This interview was conducted shortly before the release of findings of NSABP-B-31, NCCTG- 9831 and the HERA trial, all evaluating trastuzumab in the adjuvant setting.

Biologic rationale for continuing trastuzumab after disease progression

The rationale is purely speculative. We know trastuzumab and chemotherapy work synergistically in the laboratory. In the clinic, they are at least additive. One of the questions is whether that synergy might exist with another chemotherapeutic agent, maybe through another mechanism.

When a patient’s disease becomes resistant to trastuzumab plus a taxane, there may still be some synergy between trastuzumab and another chemotherapeutic agent. This is one of the main biologic reasons to consider continuing trastuzumab, which is different from the usual paradigm in cancer treatment in which we don’t ever treat patients with any drug that has been associated with clinical resistance.

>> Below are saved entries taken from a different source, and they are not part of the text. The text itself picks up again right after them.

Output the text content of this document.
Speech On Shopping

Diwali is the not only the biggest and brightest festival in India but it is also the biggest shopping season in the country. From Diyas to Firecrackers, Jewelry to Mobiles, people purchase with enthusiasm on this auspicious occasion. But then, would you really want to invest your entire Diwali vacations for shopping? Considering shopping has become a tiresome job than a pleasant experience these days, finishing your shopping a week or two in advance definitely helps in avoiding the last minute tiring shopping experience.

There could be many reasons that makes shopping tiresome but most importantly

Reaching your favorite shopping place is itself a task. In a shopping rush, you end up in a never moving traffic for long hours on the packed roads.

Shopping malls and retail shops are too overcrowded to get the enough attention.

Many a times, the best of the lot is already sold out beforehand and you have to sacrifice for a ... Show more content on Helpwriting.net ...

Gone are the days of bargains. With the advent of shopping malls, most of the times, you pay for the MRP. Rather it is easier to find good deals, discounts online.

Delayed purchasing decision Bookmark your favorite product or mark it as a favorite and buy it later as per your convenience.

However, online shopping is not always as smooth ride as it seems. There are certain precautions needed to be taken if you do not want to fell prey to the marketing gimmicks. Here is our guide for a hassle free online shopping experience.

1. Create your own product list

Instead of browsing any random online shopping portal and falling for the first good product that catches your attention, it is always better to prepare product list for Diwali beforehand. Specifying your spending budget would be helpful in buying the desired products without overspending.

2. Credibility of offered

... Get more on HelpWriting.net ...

Second-line response data from trastuzumab pivotal trial

I published a follow-up report (Tripathy 2004) of the crossover portion from the pivotal trastuzumab study (2.1). In the pivotal trial, patients with metastatic disease were randomly assigned to chemotherapy alone or chemotherapy plus trastuzumab, and they were allowed to cross over to trastuzumab upon progression. Even the patients who were receiving chemotherapy plus trastuzumab could cross over to trastuzumab with another chemotherapy. A few patients received trastuzumab in combination with hormonal therapy (Slamon 2001).

It’s important to recognize that this was an expanded-access trial. It did not require scans at regular times, and it didn’t have the rigorous follow-up of a regular clinical trial. We looked at the data retrospectively and had a very conservative estimate of the response rate. If patients did not have data from a scan or from physical exams, we would not classify them as responders (Tripathy 2004).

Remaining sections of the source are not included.